Am Beginn jeder physiotherapeutischen Behandlung durch PNF steht die „Befundung“ Ihrer Bewegungsfähigkeiten. Sodann besprechen Sie mit dem Therapeuten oder der Therapeutin, welche körperlichen Fähigkeiten Sie verbessern möchten und formulieren gemeinsam eine Zielvereinbarung.
Die PNF-Therapie darf nur von speziell dafür weitergebildeten Physiotherapeuten durchgeführt werden.
Indikationen
- Patienten mit Erkrankungen aus dem Fachbereich Neurologie (z.B. traumatischer Ab-/Ausriss eines Nervenplexus, Morbus Parkinson, Infantile Zerebralparese, Schlaganfall, Polyneuropathie, Multiple Sklerose, Komplette/inkomplette Para– und Tetraplegie, Ataxie und Athetosen)
- Patienten mit Erkrankungen aus dem Fachbereich Orthopädie (z.B. Haltungs– und Bewegungsinsuffizienzen, Erkrankungen des rheumatischen Formenkreises (u.a. Morbus Bechterew), degenerative Erkrankungen der Wirbelsäule und der Extremitäten, Z.n. TEP-Versorgung (bei Hüft-TEP anfangs keine Rotationskomponente, da Gefahr der Luxation), Sudeck-Syndrom, angeborene Skelett-, Muskel– und Sehnenerkrankungen.

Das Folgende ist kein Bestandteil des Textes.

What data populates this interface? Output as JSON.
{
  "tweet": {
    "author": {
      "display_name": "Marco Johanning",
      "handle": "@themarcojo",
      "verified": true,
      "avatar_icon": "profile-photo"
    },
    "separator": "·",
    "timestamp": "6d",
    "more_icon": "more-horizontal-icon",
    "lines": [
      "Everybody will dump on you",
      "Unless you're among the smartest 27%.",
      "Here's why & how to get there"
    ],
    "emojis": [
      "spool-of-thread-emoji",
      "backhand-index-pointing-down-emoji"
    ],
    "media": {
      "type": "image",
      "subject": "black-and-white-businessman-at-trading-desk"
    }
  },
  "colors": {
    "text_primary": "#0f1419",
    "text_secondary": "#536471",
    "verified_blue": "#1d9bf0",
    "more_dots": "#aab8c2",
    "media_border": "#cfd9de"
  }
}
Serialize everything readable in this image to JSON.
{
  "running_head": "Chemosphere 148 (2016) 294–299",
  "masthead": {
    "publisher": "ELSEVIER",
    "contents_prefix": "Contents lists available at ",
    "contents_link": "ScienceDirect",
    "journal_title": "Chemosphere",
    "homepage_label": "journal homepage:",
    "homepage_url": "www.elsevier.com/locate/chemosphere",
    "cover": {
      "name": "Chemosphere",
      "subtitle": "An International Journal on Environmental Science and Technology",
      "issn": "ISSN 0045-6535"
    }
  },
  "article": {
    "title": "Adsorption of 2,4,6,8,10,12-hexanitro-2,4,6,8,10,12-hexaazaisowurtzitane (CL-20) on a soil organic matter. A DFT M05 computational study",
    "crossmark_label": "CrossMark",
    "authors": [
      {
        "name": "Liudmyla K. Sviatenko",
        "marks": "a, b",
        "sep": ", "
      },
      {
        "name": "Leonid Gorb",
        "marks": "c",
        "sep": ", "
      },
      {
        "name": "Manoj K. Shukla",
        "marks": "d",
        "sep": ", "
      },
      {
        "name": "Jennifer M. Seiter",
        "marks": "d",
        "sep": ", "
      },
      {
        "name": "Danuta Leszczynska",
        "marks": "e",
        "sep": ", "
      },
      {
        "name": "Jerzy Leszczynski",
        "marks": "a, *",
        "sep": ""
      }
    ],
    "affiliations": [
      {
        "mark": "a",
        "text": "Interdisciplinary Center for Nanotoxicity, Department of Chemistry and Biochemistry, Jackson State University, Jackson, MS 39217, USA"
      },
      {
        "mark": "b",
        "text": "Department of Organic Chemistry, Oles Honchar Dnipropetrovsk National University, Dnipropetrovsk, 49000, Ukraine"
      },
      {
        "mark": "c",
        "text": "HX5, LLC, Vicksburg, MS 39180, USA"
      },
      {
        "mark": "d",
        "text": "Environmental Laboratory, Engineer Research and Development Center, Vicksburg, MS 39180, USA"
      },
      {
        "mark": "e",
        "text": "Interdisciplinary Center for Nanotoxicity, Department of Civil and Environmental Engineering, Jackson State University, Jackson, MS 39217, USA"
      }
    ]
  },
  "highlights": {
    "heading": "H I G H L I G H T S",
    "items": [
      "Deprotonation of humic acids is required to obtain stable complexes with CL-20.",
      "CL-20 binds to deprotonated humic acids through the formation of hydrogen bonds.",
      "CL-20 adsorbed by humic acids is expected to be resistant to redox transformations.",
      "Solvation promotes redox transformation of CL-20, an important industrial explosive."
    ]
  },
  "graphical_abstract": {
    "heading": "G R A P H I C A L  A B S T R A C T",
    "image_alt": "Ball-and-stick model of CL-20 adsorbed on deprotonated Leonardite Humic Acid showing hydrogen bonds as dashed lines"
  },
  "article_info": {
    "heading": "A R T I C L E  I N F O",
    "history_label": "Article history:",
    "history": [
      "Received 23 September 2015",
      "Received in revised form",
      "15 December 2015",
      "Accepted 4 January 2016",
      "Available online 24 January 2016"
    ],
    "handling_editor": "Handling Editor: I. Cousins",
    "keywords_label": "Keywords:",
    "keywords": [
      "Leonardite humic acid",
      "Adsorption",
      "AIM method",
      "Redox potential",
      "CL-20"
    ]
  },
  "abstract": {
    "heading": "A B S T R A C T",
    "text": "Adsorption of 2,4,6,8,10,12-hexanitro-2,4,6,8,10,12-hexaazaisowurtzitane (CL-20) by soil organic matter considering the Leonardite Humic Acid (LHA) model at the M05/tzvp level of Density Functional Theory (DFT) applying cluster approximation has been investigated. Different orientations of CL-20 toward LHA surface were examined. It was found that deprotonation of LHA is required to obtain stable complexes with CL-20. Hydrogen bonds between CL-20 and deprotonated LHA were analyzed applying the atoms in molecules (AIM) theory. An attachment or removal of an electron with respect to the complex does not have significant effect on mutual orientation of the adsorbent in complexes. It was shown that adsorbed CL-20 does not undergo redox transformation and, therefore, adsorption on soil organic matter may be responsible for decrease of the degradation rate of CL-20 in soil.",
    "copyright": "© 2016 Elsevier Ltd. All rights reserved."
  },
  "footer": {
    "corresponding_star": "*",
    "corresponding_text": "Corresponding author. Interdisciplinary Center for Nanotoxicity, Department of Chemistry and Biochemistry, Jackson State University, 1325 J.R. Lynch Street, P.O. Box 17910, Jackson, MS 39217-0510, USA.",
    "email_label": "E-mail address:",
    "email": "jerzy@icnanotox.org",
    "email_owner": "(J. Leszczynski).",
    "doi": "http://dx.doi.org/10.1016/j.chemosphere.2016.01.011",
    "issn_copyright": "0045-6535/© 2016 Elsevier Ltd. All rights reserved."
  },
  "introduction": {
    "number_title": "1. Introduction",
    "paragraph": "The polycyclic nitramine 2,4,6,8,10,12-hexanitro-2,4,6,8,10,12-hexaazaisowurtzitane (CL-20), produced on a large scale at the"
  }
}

- Patienten mit Erkrankungen aus dem Fachbereich Chirurgie (z.B. Zustand nach Schädel-Hirn-Trauma, Z.n. Amputation, postoperative Behandlung des Bewegungsapparats, konservative Behandlung nach Sportunfällen, Behandlung einer Muskelatrophie nach längerer Ruhigstellung, Kontrakturen und psychosomatische Beschwerden).